Medicare Outpatient Outlier Payments for Claims with Credits for Replaced Medical Devices
Hospitals are required to submit a zero or token charge when they receive a full credit for a replacement medical device. However, CMS does not specify how to reduce charges for partial credits. CMS makes an additional outpatient outlier payment for hospital outpatient services when a hospital’s charges, adjusted to cost, exceed a fixed multiple of the normal Medicare payment. The OAS will conduct an audit to focus on overstated Medicare charges on outpatient claims that contain both an outlier payment and a reported medical device credit. CMS hopes the review will determine if Medicare requirements were met for replaced medical devices and their respective outlier payments.
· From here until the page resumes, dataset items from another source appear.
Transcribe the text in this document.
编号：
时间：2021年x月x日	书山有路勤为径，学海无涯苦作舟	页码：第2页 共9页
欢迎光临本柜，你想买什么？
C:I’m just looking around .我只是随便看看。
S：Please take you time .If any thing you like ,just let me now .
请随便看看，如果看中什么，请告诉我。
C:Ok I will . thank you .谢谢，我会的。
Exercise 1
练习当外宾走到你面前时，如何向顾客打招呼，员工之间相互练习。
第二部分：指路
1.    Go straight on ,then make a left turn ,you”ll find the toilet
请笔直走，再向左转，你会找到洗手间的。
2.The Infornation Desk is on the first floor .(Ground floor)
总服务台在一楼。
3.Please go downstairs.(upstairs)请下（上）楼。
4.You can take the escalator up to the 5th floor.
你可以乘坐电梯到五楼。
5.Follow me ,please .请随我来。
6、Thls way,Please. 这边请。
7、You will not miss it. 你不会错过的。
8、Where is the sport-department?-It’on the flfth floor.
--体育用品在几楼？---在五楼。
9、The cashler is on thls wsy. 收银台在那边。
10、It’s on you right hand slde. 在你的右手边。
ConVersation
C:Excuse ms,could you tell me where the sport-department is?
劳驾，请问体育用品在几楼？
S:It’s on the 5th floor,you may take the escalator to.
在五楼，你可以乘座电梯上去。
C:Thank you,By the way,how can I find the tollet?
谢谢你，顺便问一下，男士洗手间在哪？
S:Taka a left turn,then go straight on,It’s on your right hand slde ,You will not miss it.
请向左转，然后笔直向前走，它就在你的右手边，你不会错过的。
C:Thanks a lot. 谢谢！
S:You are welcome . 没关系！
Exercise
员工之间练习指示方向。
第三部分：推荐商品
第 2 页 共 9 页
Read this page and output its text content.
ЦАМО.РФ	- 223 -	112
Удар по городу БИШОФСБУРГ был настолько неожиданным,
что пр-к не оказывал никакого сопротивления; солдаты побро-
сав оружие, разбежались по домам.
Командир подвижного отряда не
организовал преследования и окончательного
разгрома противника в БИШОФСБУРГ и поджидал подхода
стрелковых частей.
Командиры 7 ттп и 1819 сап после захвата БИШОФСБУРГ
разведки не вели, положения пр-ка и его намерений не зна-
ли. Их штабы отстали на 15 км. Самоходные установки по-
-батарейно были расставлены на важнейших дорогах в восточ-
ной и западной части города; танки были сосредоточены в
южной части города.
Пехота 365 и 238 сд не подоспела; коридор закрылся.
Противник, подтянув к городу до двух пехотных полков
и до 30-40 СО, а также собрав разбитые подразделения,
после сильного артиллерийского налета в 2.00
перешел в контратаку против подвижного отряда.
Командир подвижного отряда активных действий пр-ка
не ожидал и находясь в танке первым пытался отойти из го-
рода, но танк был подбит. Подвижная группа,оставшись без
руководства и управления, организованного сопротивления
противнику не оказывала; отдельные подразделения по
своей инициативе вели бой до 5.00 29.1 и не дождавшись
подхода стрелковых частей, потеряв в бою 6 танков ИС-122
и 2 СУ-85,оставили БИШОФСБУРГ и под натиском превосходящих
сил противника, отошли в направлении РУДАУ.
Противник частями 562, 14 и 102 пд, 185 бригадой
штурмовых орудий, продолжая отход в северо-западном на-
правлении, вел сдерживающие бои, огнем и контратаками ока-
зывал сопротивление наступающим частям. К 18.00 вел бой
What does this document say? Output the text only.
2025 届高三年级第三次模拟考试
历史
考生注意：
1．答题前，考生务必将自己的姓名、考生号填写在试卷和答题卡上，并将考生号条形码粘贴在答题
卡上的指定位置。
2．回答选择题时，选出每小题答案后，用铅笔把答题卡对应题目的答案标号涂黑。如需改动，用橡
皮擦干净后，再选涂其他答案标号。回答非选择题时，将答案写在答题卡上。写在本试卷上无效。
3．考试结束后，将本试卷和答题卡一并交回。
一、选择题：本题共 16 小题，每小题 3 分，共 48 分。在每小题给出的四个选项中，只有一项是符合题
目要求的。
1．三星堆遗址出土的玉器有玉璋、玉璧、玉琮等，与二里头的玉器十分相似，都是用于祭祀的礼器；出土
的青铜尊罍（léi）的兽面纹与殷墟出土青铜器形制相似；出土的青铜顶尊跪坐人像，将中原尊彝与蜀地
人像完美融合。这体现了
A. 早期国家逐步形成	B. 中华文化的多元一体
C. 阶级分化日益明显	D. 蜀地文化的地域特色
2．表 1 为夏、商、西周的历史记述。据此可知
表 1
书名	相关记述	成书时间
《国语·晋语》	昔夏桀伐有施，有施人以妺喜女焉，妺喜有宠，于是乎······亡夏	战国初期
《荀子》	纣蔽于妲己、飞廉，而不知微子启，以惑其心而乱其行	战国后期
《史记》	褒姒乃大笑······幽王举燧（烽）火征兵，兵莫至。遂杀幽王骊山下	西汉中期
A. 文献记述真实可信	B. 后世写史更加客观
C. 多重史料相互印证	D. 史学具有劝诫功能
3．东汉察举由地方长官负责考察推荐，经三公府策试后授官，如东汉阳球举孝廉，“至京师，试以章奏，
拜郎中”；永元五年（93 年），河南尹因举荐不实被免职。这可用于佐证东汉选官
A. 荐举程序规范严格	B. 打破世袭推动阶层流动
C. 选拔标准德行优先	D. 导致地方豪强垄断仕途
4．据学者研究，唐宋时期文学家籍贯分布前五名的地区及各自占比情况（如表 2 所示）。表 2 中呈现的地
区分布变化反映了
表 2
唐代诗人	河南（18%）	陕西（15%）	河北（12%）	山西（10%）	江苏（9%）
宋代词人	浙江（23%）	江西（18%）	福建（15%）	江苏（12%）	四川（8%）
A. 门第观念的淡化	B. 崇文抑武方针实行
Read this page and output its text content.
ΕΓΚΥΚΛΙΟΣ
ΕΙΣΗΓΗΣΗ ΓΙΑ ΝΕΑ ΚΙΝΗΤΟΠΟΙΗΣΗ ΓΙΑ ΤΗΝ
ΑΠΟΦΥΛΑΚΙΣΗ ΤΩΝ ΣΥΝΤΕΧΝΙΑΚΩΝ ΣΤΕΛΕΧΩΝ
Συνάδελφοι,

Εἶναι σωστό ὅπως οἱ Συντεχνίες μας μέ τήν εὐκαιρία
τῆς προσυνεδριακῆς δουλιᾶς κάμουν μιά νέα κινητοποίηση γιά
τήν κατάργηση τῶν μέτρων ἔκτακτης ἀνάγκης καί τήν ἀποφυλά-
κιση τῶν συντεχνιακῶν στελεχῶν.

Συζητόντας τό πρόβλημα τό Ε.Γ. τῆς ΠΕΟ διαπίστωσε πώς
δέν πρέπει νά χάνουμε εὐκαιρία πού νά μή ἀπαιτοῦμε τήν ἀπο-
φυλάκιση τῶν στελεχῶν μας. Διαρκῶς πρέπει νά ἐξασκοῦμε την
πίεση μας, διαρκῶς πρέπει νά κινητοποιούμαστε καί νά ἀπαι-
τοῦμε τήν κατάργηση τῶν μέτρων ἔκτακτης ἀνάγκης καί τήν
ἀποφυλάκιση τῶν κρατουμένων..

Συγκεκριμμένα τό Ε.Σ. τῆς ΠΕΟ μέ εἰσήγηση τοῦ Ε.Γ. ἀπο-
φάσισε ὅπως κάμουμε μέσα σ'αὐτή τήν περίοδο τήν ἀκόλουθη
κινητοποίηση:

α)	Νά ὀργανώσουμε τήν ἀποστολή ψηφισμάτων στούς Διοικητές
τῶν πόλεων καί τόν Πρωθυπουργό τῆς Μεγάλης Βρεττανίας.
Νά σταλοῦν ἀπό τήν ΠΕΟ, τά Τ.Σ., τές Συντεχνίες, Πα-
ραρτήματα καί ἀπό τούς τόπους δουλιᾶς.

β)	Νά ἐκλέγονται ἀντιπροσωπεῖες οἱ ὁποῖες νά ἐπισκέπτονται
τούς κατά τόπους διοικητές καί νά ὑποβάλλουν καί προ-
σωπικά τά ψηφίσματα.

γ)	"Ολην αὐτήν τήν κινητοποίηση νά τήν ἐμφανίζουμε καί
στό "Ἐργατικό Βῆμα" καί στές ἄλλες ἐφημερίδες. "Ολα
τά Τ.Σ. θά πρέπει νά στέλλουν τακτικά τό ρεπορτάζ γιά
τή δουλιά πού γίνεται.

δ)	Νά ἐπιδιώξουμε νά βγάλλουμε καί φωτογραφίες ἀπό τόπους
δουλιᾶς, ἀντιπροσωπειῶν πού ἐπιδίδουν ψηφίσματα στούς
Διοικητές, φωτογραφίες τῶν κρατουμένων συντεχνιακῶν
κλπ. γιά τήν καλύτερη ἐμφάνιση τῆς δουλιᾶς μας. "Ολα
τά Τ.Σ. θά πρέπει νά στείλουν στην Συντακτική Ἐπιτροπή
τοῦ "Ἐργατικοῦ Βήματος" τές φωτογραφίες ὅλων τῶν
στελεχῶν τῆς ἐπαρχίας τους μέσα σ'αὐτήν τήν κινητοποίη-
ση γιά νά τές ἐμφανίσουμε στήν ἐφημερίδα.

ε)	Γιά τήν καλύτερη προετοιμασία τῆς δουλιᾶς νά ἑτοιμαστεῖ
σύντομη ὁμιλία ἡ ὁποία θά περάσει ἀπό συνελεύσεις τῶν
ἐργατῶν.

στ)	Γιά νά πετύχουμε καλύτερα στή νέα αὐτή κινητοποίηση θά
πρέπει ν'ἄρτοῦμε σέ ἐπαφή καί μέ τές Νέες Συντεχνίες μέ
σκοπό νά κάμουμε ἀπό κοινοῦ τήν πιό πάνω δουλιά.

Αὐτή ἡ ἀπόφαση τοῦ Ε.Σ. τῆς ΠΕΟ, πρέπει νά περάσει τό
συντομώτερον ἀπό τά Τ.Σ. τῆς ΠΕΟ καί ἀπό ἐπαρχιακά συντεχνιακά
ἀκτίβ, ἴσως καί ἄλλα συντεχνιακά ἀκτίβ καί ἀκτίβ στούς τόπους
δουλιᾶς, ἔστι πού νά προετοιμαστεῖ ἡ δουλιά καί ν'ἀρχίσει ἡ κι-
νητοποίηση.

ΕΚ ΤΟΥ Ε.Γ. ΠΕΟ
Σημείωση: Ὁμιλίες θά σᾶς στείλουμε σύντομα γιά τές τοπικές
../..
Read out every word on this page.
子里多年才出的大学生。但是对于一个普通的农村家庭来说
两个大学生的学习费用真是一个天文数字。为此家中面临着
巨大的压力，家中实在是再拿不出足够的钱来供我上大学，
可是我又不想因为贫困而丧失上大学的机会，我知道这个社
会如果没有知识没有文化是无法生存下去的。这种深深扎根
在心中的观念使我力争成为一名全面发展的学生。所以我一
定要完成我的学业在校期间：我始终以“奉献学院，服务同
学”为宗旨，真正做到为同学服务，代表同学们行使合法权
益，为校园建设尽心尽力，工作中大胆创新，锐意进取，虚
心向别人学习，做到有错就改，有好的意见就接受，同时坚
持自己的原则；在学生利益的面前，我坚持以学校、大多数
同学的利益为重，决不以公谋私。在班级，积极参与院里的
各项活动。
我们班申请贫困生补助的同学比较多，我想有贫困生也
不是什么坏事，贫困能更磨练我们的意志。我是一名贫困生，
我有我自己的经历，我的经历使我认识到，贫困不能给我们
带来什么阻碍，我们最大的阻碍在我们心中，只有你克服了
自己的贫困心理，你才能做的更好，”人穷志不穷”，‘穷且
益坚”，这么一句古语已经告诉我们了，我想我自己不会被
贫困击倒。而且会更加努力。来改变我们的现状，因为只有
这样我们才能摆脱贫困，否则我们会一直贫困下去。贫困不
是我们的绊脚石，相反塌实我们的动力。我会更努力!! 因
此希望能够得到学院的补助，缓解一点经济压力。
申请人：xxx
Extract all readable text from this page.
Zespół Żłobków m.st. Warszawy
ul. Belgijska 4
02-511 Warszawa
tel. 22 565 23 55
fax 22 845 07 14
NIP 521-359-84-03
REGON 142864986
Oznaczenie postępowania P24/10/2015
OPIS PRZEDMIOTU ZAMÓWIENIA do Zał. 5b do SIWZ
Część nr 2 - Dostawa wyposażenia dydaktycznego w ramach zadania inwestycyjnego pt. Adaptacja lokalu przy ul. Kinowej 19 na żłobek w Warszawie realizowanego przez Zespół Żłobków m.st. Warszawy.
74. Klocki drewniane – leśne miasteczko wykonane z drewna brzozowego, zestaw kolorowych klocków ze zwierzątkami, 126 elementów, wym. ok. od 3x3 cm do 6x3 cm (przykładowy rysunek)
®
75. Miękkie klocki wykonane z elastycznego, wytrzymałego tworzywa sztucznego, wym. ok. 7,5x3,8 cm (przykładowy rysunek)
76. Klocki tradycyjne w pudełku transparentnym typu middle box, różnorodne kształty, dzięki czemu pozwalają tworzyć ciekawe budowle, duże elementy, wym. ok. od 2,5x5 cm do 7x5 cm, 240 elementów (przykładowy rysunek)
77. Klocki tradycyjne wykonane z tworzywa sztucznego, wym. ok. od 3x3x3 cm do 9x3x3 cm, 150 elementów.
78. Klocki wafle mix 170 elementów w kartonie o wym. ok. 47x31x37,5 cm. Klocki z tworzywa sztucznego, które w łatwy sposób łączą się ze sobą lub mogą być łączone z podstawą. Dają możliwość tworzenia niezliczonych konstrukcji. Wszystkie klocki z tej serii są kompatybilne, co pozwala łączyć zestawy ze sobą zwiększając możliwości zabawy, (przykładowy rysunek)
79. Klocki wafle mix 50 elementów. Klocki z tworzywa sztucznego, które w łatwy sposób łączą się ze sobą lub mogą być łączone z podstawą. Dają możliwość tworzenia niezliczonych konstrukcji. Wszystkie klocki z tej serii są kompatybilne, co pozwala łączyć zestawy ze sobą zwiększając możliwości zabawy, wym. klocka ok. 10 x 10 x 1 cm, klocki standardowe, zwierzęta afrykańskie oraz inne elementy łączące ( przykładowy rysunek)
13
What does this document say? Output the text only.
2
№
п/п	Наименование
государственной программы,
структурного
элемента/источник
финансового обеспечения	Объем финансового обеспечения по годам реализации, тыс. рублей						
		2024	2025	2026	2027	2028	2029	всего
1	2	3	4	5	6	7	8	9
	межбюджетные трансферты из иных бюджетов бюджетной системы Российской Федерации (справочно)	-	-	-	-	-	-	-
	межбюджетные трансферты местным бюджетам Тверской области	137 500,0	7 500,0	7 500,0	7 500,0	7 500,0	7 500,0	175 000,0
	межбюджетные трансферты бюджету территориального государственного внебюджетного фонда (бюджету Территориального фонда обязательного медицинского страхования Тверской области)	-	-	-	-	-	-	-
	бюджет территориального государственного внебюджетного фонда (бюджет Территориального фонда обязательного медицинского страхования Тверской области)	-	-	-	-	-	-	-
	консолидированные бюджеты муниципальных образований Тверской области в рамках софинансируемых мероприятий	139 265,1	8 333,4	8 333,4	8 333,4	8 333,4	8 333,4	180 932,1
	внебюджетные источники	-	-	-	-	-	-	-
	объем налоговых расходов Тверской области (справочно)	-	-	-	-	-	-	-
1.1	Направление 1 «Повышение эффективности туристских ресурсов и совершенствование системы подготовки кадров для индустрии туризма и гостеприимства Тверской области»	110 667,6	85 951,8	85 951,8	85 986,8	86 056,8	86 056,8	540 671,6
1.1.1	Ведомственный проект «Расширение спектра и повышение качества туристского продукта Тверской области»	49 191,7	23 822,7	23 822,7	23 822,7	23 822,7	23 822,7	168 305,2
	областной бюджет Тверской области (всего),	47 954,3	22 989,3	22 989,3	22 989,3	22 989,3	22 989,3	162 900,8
Duplicate Payments for Home Health Services Covered Under Medicare and Medicaid
Medicare Home Health Agency (HHA) coverage requirements state that HHAs are responsible for providing all services either directly or under arrangement while a beneficiary is under a physician authorized home health plan of care. Medicare pays a single HHA overseeing the plan. For dual eligible beneficiaries with no other coverage who are receiving HHA services, Medicare is the first payer, because Medicaid is generally a payer of last resort. The OAS will conduct a review to determine whether states made Medicaid payments for HHA services provided to dual eligible beneficiaries who are also covered under Medicare.